Retenons tout d’abord que la situation, la composition et l’histoire de l’immigration en France sont assez différentes.

Le Luxembourg essaie de stabiliser sa main d’oeuvre étrangère et n’envisage point d’incitation au retour.

Faisons une comparaison en ce qui concerne les procédures d’expulsion.

Au Luxembourg, l’expulsion est une mesure administrative, prise par le Gouvernement. Une commission consultative en matière de police des étrangers ("commission d’expulsion") peut être entendue. En cas d’urgence invoquée par le Gouvernement, l’avis de cette commission ne doit pas être entendu.
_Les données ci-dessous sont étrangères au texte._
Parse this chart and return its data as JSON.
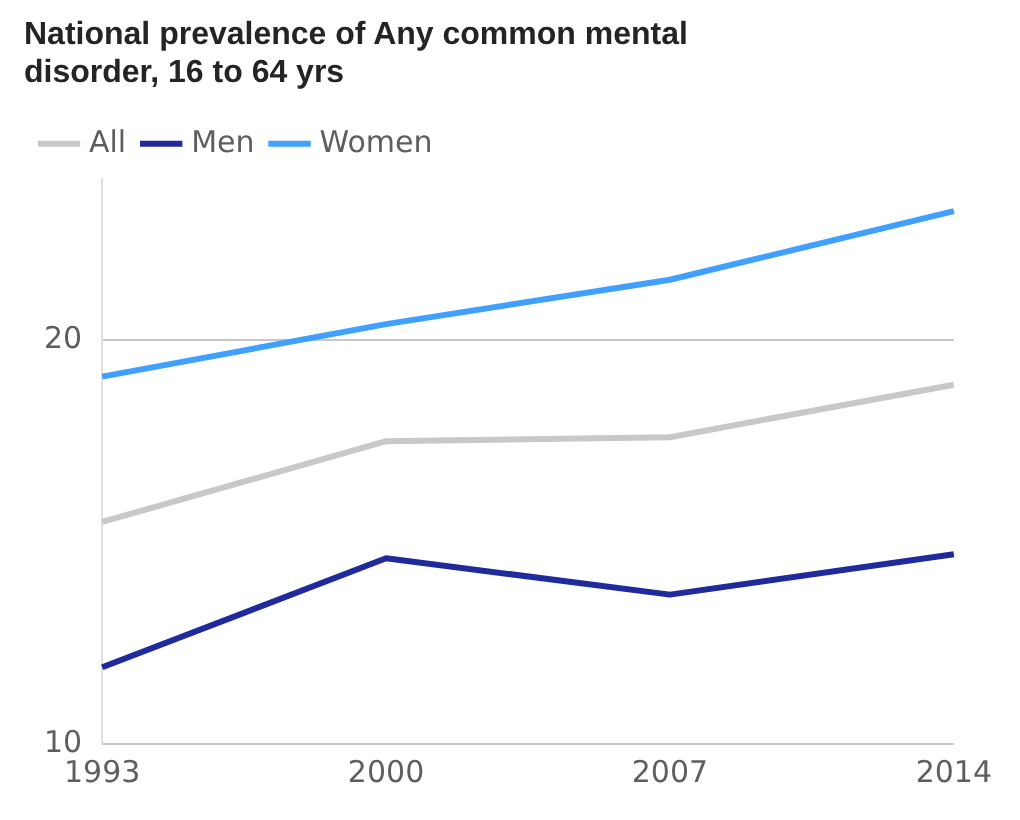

Le Gouvernement ne doit de toute façon pas tenir compte de l’avis de cette commission. Un recours contre la décision du Gouvernement (= du Ministre de la Justice) est possible auprès du Conseil d’Etat, mais ce recours n’est pas suspensif, c’est à dire la personne pourra faire appel à partir de Thionville ou de Lisbonne.

L’expulsion peut être appliquée suite à une condamnation par un tribunal et constitue à ce moment une peine supplémentaire en contradiction avec la constitution qui dit que le citoyen est égal devant la loi. Cette contradiction n’est qu’apparente, puisque la constitution ne garantit cette égalité de traitement qu’aux seuls luxembourgeois!

Peut être expulsé du territoire une personne de nationalité étrangère avec des documents parfaitement en règle si elle a troublé l’ordre public.

Sera refoulé sans autre procédure une personne se trouvant clandestinement au pays. Un employeur occupant un clandestin ne risque généralement rien: si le travailleur clandestin est découvert et expulsé, l’affaire est réglée.

Le lecteur dira si telle est la base légale qu’en est-il de la pratique?

Nous n’avons certes pas de Ministre Pasqua ni de député Le Pen, et tout se fait à la douce, c’est à dire ces dispositions légales n’ont pas encore donné lieu à des actions spectaculaires comme dans le cas des 101 Maliens. Cela ne veut pas dire qu’il n’y ait pas d’expulsion, bien au contraire, mais leur chiffre n’est pas connu.

Une opération coup de poing du même style que celle des 101 Maliens, invoquant l’urgence ne serait pas seulement possible mais encore parfaitement légale.

Au delà de l’application ou non de la loi l’existence même de ces dispositions me semble parfaitement contradictoire avec une politique tendant à stabiliser la main d’oeuvre étrangère, donc de la sécuriser.

Mais, encore faudrait-il qu’une politique explicite existe, les gouvernements comptant davantage sur le temps ou des mesures comme la naturalisation pour que tout se résolve soi-même. En constatant l’absence de politique vis-à-vis des minorités on doit regretter d’autant plus des dispositions explicites comme celle de la loi Schaus

(loi de 1971 sur l’entrée et le séjour des étrangers).

Des propositions concrètes de changement de cette procédure ont été soumises par l’ASTI et le CLAI (Comité de Liaison et d’Action des Immigrés) au Ministre de la Justice tendant à offrir des garanties judiciaires en cas de procédure d’expulsion.

Est-ce exagéré de s’imaginer que deux petits voleurs d’une cartouche de cigarettes, l’un de nationalité luxembourgeoise, l’autre de nationalité portugaise par exemple, soient punis de la même façon en recevant la même peine? Dans la situation actuelle, le portugais pourra bénéficier d’un supplément de peine et être expulsé tout à fait légalement, sans égard à sa situation de famille.

Il me semble que la responsabilité de prendre ou non des mesures d’expulsion ne peut rester confiée au seul Ministre de la Justice, à sa personne, à son humeur.

Si l’Etat veut maintenir la possibilité d’expulser quelqu’un, qu’il le fasse dans des conditions tant soit peut satisfaisantes, donc autres que celles en vigueur.